Herkes, kalbindeki iman ve takva kadar Allah'ın sevdiklerini sever, O'nun dinine hizmet eder, ilahi emanetleri korur. Yüce Rabbimiz ölçüyü şöyle ortaya koyuyor: "Kim Allah'ın şeâirini (varlığının delillerini ve dininin alâmetlerini) yüceltirse, bu kalbinin takvasındandır." (Hac, 32)

Büyük müfessir Taberî (Rh.A.), ayetin şu manaya geldiğini belirtiyor: Mü'min kullarıma, bana ait olan her şeye hürmet, saygı ve usulünce muamele etmek haktır, borçtur." (Taberî, Camiu'l-Beyan)

Rasulullah (A.S.) Efendimiz uyarıyor: “Allah adamlarını hafife alanın kendisi alçalır.” (Tirmizî, Ahmed) "Büyüğümüzü (hürmet ve edeble) yüceltmeyen, küçüğümüze merhamet göstermeyen, alimimizin (kıymet ve edebini) bilmeyen bizden değildir." (Ahmed, Hakim, Tirmizî)

Bazıları, tevhidi koruma niyetiyle takvasıyla meşhur velilere, özellikle de kâmil mürşidlere hürmet, tazim ve edepten kaçmakta ve aynı zamanda halkı da bundan sakındırmaktadırlar. Bu kimseler, bilerek veya bilmeyerek imanî bir tehlike içine ve ilâhî tehdit altına girmektedirler.

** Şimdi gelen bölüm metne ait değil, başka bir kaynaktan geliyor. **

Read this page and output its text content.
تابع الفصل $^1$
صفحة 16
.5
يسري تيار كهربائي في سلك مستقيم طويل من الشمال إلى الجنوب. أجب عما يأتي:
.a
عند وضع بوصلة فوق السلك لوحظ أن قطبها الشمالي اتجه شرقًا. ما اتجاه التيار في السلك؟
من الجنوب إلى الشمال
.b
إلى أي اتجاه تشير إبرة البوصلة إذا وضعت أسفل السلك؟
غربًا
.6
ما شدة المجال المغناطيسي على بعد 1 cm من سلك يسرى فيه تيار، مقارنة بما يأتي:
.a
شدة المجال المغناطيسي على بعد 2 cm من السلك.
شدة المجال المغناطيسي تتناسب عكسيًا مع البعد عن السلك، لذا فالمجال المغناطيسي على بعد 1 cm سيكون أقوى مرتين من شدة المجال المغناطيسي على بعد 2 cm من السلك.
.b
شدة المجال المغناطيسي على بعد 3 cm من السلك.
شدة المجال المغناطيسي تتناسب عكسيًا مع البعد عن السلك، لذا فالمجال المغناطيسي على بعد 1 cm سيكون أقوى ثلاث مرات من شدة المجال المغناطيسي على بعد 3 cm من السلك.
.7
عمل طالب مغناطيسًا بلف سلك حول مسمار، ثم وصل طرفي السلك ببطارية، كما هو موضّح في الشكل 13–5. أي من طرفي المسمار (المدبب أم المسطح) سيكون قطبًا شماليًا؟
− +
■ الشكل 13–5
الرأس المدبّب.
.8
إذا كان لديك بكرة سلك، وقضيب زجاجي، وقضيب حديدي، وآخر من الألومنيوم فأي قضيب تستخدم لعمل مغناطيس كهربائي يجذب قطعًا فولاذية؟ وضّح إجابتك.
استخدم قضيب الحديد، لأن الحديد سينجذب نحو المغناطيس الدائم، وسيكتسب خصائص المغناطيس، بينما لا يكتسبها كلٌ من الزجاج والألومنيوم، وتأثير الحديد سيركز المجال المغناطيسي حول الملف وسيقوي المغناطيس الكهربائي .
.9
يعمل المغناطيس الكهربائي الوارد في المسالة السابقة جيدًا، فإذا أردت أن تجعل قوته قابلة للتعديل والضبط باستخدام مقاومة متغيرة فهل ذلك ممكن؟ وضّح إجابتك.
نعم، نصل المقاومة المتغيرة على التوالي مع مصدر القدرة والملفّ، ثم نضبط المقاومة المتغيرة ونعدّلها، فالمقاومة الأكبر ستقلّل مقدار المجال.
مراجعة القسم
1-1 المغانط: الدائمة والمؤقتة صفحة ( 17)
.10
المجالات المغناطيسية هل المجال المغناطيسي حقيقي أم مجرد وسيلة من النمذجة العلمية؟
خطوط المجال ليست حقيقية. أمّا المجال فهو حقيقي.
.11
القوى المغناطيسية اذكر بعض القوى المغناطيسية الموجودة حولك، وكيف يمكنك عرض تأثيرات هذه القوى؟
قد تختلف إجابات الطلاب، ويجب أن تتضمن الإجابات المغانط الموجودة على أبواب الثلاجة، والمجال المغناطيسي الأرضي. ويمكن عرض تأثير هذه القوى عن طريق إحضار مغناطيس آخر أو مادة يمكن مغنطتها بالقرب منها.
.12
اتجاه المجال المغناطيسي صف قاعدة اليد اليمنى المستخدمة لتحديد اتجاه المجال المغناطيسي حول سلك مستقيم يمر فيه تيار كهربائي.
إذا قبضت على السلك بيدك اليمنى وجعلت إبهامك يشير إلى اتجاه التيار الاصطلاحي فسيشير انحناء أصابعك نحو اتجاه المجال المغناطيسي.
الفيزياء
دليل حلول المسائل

Oysa tereddüde ne gerek var? Bu ümmetin salihleri ve irşadla meşgul kâmilleri, hiçbir zaman yahudi ve hıristiyanların alimleri gibi ilâhî sınırları ve edebi çiğnemediler ki tehlike arzetsinler. Kâmil velilere Allah için hürmet gösteren sadık talipler de onları kulluk vasfından ve mükellefiyet bağından çıkarmadılar ki şirke ve zarara girsinler. Herkes herşeyini Kur'an ve Sünnet edebine göre yaptıktan sonra sonuç rahmet ve cennettir. Bu hürmeti putlara yapılan tazime, zalimlerin önünde baş eğmeye veya mevki sahiplerine yağ çekmeye benzetenler, belli ki ilâhî edeb ve hürmeti bilmiyor; hak ile batılı, nur ile ateşi birbirine karıştırıyorlar.

Bilinmelidir ki, kâmil mürşidin müridinden, üstadın talebesinden, imamın cemaatinden istediği edeb, kendi adına ve nefsi hesabına değildir. Kâmil mürşid ve rabbanî alimler, talebelerini ilâhî edeble edeblendirmek ve onları Cenab-ı Hakk'ın huzurunda kabul görecek şerefli bir kul haline getirmek için uğraşırlar.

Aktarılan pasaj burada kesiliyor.